2.6.2 Other disclosures Service Operators shall disclose the following to all Users:

  • Any financial, legal or operational dependencies existing between joint Service Operators, such that inability of a given Service Operator to operate may affect the ability of another Service Operator to maintain operation of their Network Services
  • Any change in the legal status of the Service Operator
  • Any change in the financial standing of the Service Operator, including insolvency and/or bankruptcy
  • Any event with significant risk of impairing operation of the Network Service under the current Terms of Service
  • Any breach of the data handling policy defined in the Terms of Service Disclosures shall be made at the earliest practical opportunity. Where possible, all such disclosures shall be made in advance, and no later than 7 days after the event to be disclosed.

2.6.3 Avoidance of disclosure conflicts A Service Operator shall avoid any action by which it may become unable to fulfill its disclosure obligations to Users, e.g. due to legal non-disclosure obligations.

2.7 Security

Service Operators shall maintain an appropriate control environment for all components of Network Services, such that:

  • Measures are in place to restrict access to critical information assets (for example, cryptographic signing keys)
  • All data provided to the Network Service by Users is handled in a secure manner, in line with policies described in the Terms of Service (see 2.5)

2.8 Changes to Network Services

The Foundation shall determine required changes to Network Services in line with changes to the Corda Reference Implementation.

2.8.1 Breaking changes Service Operators shall seek prior approval from the Foundation prior to implementing any changes which would violate the backward compatibility principle (see 1.3). All such approvals shall be subject to a Mandatory Governance Event (see Corda Network Foundation Constitution).

2.8.2 Relocations Subject to advance disclosure (see 2.6.1), Service Operators may alter the network location (e.g. URL) at which a given Network Service is accessible to users. Where permissible, Service Operators should seek to ensure Network Services remain available at the old network location (e.g. via HTTP redirects) even when deprecating in favour of a new location.

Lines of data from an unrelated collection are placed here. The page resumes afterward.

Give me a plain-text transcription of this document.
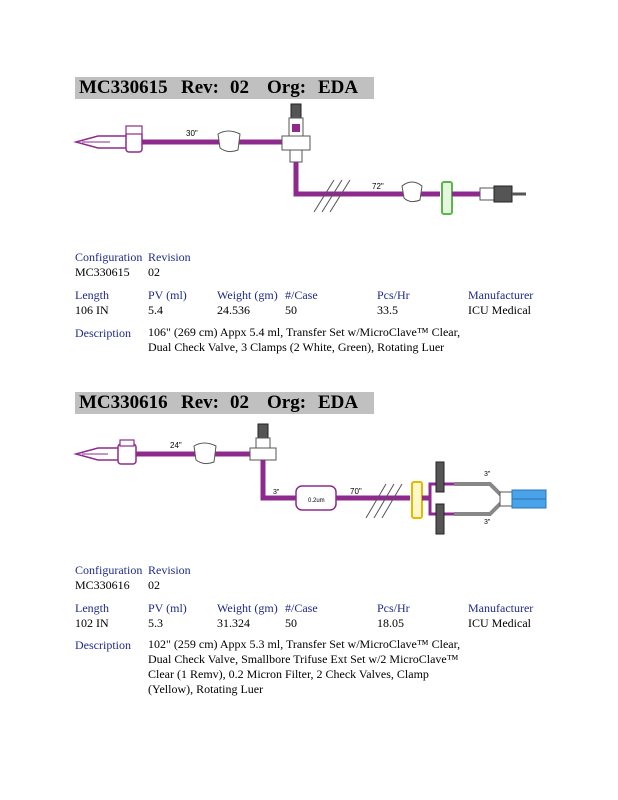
MC330615 Rev: 02 Org: EDA
30"
72"
Configuration Revision
MC330615 02
Length	PV (ml)	Weight (gm) #/Case	Pcs/Hr	Manufacturer
106 IN	5.4	24.536	50	33.5	ICU Medical
Description 106" (269 cm) Appx 5.4 ml, Transfer Set w/MicroClave™ Clear,
Dual Check Valve, 3 Clamps (2 White, Green), Rotating Luer
MC330616 Rev: 02 Org: EDA
24"
3"
0.2um
70"
3"
3"
Configuration Revision
MC330616 02
Length	PV (ml)	Weight (gm) #/Case	Pcs/Hr	Manufacturer
102 IN	5.3	31.324	50	18.05	ICU Medical
Description 102" (259 cm) Appx 5.3 ml, Transfer Set w/MicroClave™ Clear,
Dual Check Valve, Smallbore Trifuse Ext Set w/2 MicroClave™
Clear (1 Remv), 0.2 Micron Filter, 2 Check Valves, Clamp
(Yellow), Rotating Luer
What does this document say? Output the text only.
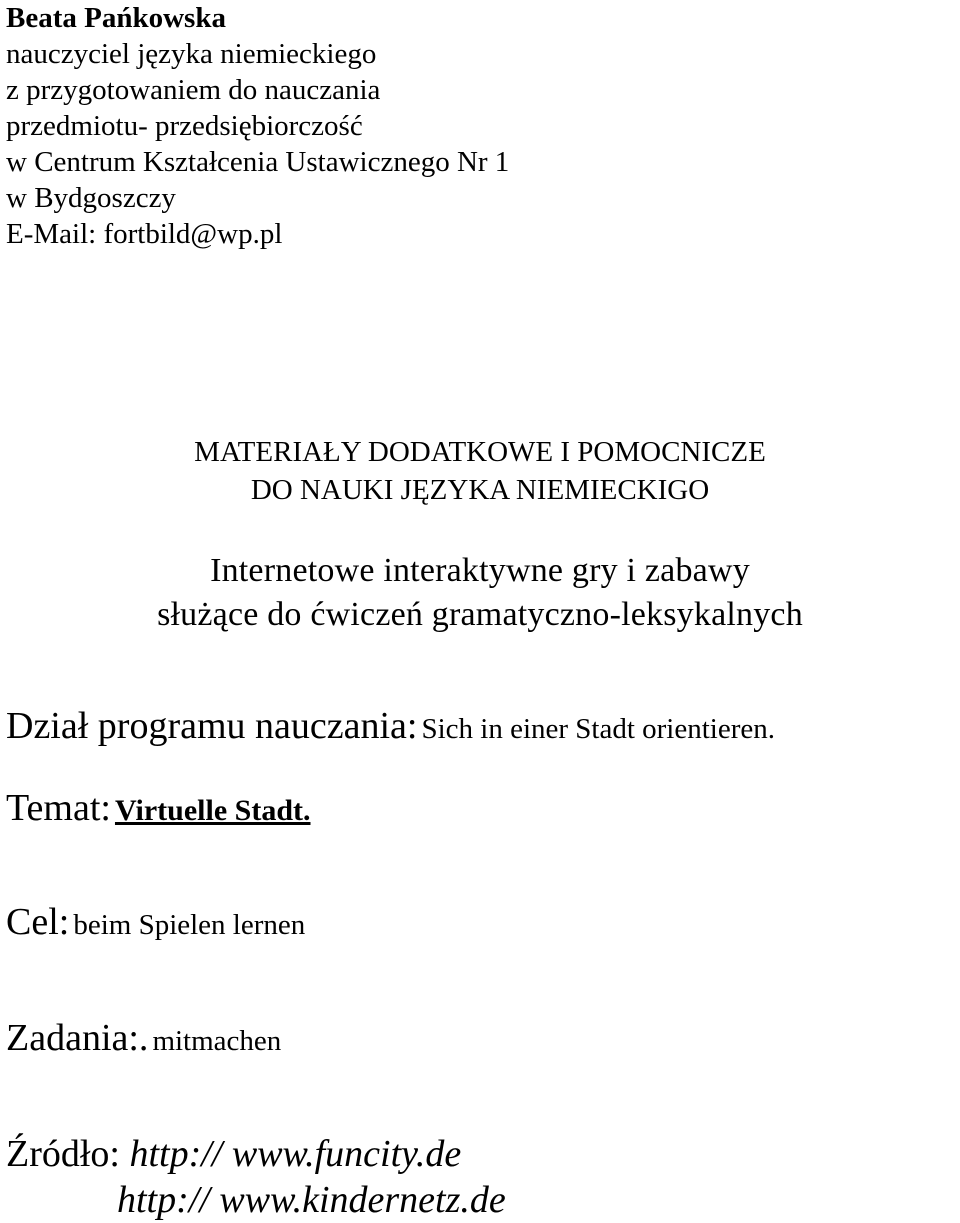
Beata Pańkowska
nauczyciel języka niemieckiego
z przygotowaniem do nauczania
przedmiotu- przedsiębiorczość
w Centrum Kształcenia Ustawicznego Nr 1
w Bydgoszczy
E-Mail: fortbild@wp.pl
MATERIAŁY DODATKOWE I POMOCNICZE
DO NAUKI JĘZYKA NIEMIECKIGO
Internetowe interaktywne gry i zabawy
służące do ćwiczeń gramatyczno-leksykalnych
Dział programu nauczania: Sich in einer Stadt orientieren.
Temat: Virtuelle Stadt.
Cel: beim Spielen lernen
Zadania:. mitmachen
Źródło: http:// www.funcity.de
http:// www.kindernetz.de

2.8.3 Change deployment Service Operators shall maintain appropriate change control procedures in order to minimise risk to Participants. At a minimum:

  • All proposed changes shall be subject to prior regression testing to establish backward compatibility and identify any potential breaking changes (see 2.8.1)
  • Each deployments shall be scheduled for a specific time window which shall be disclosed to Users (see 2.6.1)
  • Procedures shall allow for rollback in the event of major issues

2.9 Audit obligations

The Foundation may at times require a Service Provider to provide evidence of compliance with the terms of this policy. Where the Foundation deems necessary, a third party audit may be required to establish this evidence on an independent basis. In such cases, the Service Operator shall be required to engage a third party auditor approved by the Foundation. All costs of such audits shall be borne by the Service Provider.